Ms. Painter’s counsel conceded that her client deleted those Facebook comments and that she deleted those comments after she retained counsel for this litigation. However, Ms. Painter argued that she should avoid court sanctions because the posts were not relevant and Ms. Painter was only 22 and didn’t know any better that it’s improper to destroy potentially relevant evidence after you sue someone.
The Court was, shall we say, non-plussed (opinion here):
“Plaintiff had an obligation to preserve her Facebook comments; she deleted the comments with a culpable state of mind, and the comments were relevant to Defendants’ claim. Although Plaintiff’s counsel may have failed to advise Plaintiff that she needed to save her Facebook posts and of the possible consequences for failing to do so, the deletion of a Facebook comment is an intentional act, not an accident, and the Court cannot infer that Plaintiff deleted Facebook comments which stated that she enjoyed working for Defendant Dr. Atwood, after she contemplated the instant litigation, for an innocent reason.”
To sanction the plaintiff, the Court ordered the factfinder (i.e., the jury) should infer that the deleted Facebook posts undermine Ms. Painter’s sexual harassment claims. Next to outright dismissal of the case, this is as bad a sanction as a court can order.

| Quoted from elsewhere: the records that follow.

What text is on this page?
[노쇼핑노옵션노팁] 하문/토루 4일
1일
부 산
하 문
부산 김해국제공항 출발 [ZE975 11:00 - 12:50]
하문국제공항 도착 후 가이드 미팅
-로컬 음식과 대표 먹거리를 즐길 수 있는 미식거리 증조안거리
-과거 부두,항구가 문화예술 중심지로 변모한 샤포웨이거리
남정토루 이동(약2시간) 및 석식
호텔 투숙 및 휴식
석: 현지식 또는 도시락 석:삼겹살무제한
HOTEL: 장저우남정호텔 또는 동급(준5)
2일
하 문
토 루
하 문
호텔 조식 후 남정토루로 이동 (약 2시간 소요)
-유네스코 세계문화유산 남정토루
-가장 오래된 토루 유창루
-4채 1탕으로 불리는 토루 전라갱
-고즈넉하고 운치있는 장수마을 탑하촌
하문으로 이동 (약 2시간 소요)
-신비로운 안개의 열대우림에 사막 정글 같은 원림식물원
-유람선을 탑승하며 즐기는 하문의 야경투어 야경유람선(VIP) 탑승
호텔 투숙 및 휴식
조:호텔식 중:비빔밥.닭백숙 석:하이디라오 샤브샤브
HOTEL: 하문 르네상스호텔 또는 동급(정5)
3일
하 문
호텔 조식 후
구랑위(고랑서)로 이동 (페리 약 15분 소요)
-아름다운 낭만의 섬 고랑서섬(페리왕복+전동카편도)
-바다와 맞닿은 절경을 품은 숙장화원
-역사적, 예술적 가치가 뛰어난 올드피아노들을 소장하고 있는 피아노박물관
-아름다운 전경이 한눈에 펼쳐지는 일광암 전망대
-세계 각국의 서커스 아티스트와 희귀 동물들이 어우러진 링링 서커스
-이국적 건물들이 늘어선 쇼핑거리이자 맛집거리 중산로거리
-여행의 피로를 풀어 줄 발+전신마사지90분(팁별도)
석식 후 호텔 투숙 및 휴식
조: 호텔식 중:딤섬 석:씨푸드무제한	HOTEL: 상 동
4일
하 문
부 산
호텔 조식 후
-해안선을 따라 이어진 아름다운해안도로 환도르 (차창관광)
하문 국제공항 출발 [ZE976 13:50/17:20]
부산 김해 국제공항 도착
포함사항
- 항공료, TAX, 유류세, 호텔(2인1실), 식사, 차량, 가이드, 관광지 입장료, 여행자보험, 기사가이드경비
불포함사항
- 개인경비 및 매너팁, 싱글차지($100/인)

Given the potential that social media evidence can have on claims and defenses in an employment case, judges, like the one in the Painter case, do not tolerate intentional destruction of relevant social media content. Even accident erasure of this information may result in sanctions.
So, to all you employees and employers out there, be aware that, once there arises a reasonable anticipation of litigation, all potentially relevant evidence — including social media content — must be preserved. This is especially important for employers (and their counsel) who may be responsible for informing multiple employees of this duty to preserve.